Provenienz ist eine Beweiskette, keine einzelne Inschrift. Kolophone, Siegel, Besitzvermerke, Waqf-Erklärungen, Verkaufsbelege und Kataloge können verschiedene Zeitpunkte dokumentieren. Jede Aussage muss mit Papier, Tinte, Einband und institutionellem Zusammenhang verglichen werden.
Kernpunkte
- Ein Kolophon kann Schreiber, Ort oder Datum nennen, aber fehlen oder später ergänzt sein.
- Siegel und Besitzvermerke belegen Halter, nicht zwingend den Ursprung.
- Ein Waqf-Vermerk beschreibt eine Stiftung und deren Nutzungsbedingungen.
- Dokumentieren Sie Lücken und erfinden Sie keine lückenlose Besitzkette.
So verwenden Sie diesen Leitfaden
Lesen Sie Personen, Objekte und Institutionen in ihrer Zeit und Region. Bevorzugen Sie bei strittigen Aussagen Museumskataloge, Archive und wissenschaftliche Veröffentlichungen.
Quellen
Die folgenden offenen Institutionsquellen dienten zur Faktenprüfung und Eingrenzung des Artikels; sie enthalten keine Werbung.

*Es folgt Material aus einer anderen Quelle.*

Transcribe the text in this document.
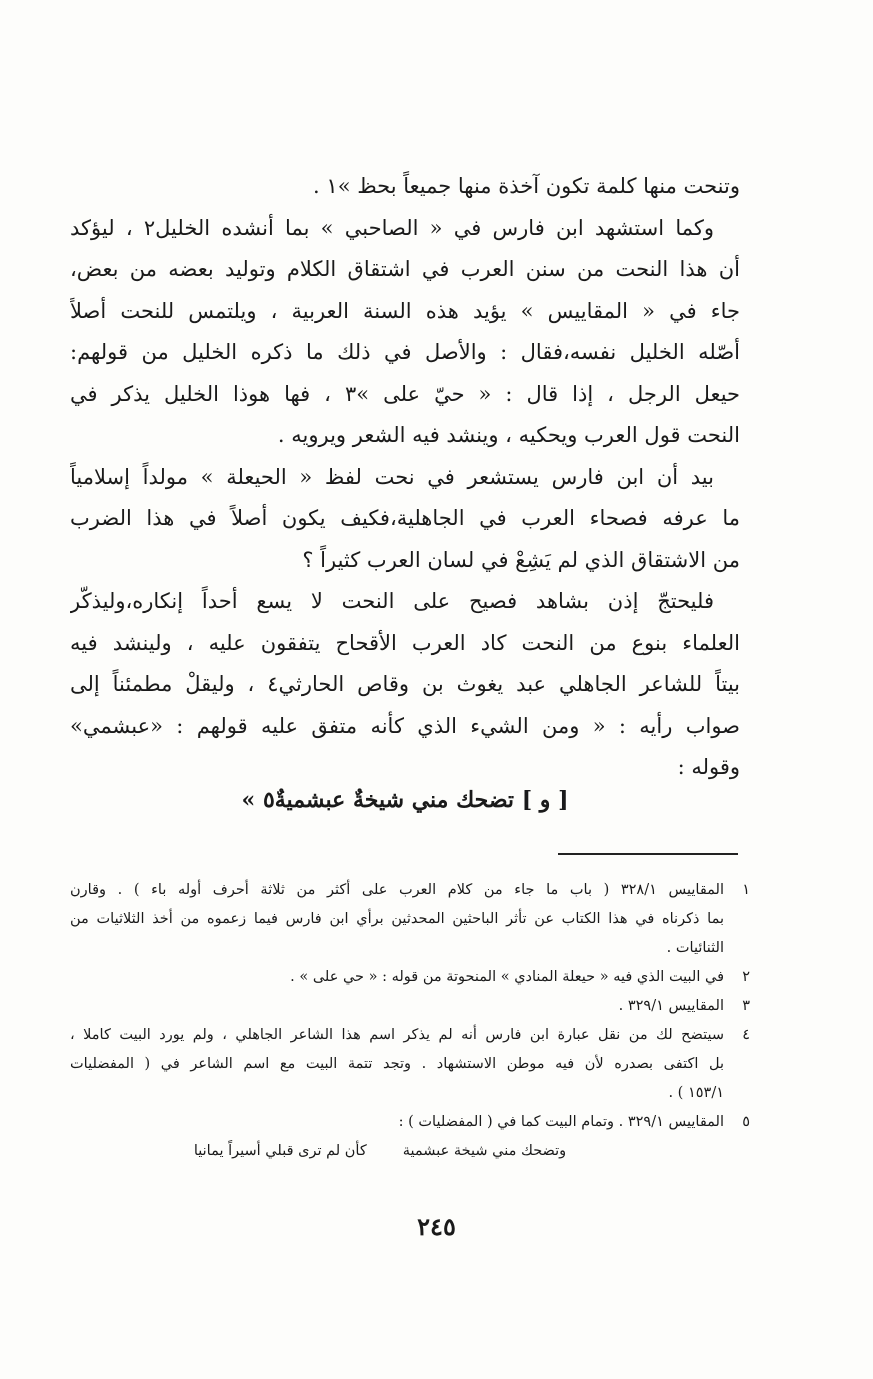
وتنحت منها كلمة تكون آخذة منها جميعاً بحظ »١ .
وكما استشهد ابن فارس في « الصاحبي » بما أنشده الخليل٢ ، ليؤكد
أن هذا النحت من سنن العرب في اشتقاق الكلام وتوليد بعضه من بعض،
جاء في « المقاييس » يؤيد هذه السنة العربية ، ويلتمس للنحت أصلاً
أصّله الخليل نفسه،فقال : والأصل في ذلك ما ذكره الخليل من قولهم:
حيعل الرجل ، إذا قال : « حيّ على »٣ ، فها هوذا الخليل يذكر في
النحت قول العرب ويحكيه ، وينشد فيه الشعر ويرويه .
بيد أن ابن فارس يستشعر في نحت لفظ « الحيعلة » مولداً إسلامياً
ما عرفه فصحاء العرب في الجاهلية،فكيف يكون أصلاً في هذا الضرب
من الاشتقاق الذي لم يَشِعْ في لسان العرب كثيراً ؟
فليحتجّ إذن بشاهد فصيح على النحت لا يسع أحداً إنكاره،وليذكّر
العلماء بنوع من النحت كاد العرب الأقحاح يتفقون عليه ، ولينشد فيه
بيتاً للشاعر الجاهلي عبد يغوث بن وقاص الحارثي٤ ، وليقلْ مطمئناً إلى
صواب رأيه : « ومن الشيء الذي كأنه متفق عليه قولهم : «عبشمي»
وقوله :
[ و ] تضحك مني شيخةٌ عبشميةٌ٥ »
١
المقاييس ٣٢٨/١ ( باب ما جاء من كلام العرب على أكثر من ثلاثة أحرف أوله باء ) . وقارن
بما ذكرناه في هذا الكتاب عن تأثر الباحثين المحدثين برأي ابن فارس فيما زعموه من أخذ الثلاثيات من
الثنائيات .
٢
في البيت الذي فيه « حيعلة المنادي » المنحوتة من قوله : « حي على » .
٣
المقاييس ٣٢٩/١ .
٤
سيتضح لك من نقل عبارة ابن فارس أنه لم يذكر اسم هذا الشاعر الجاهلي ، ولم يورد البيت كاملا ،
بل اكتفى بصدره لأن فيه موطن الاستشهاد . وتجد تتمة البيت مع اسم الشاعر في ( المفضليات
١٥٣/١ ) .
٥
المقاييس ٣٢٩/١ . وتمام البيت كما في ( المفضليات ) :
وتضحك مني شيخة عبشمية
كأن لم ترى قبلي أسيراً يمانيا
٢٤٥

- Library of Congress: Qur'anic Fragments — Discusses colophons, ownership evidence, scripts and the risks of remounting or misattribution.
- Library of Congress: Islamic Manuscripts from Mali — Provides collection and digitization context for West African Islamic manuscripts.
- Library of Congress: Conservation of a Rumi Manuscript — Shows how material and conservation evidence contribute to manuscript understanding.
- Princeton University Library: The al-Madani Library — Provides a collection-level provenance and digitization case study.
- British Library: Middle Eastern Collections — Provides institutional context for cataloguing and access to Middle Eastern manuscripts.
- The Metropolitan Museum of Art: Paper Conservation Studio — Explains material examination and conservation evidence, including Islamic manuscript leaves.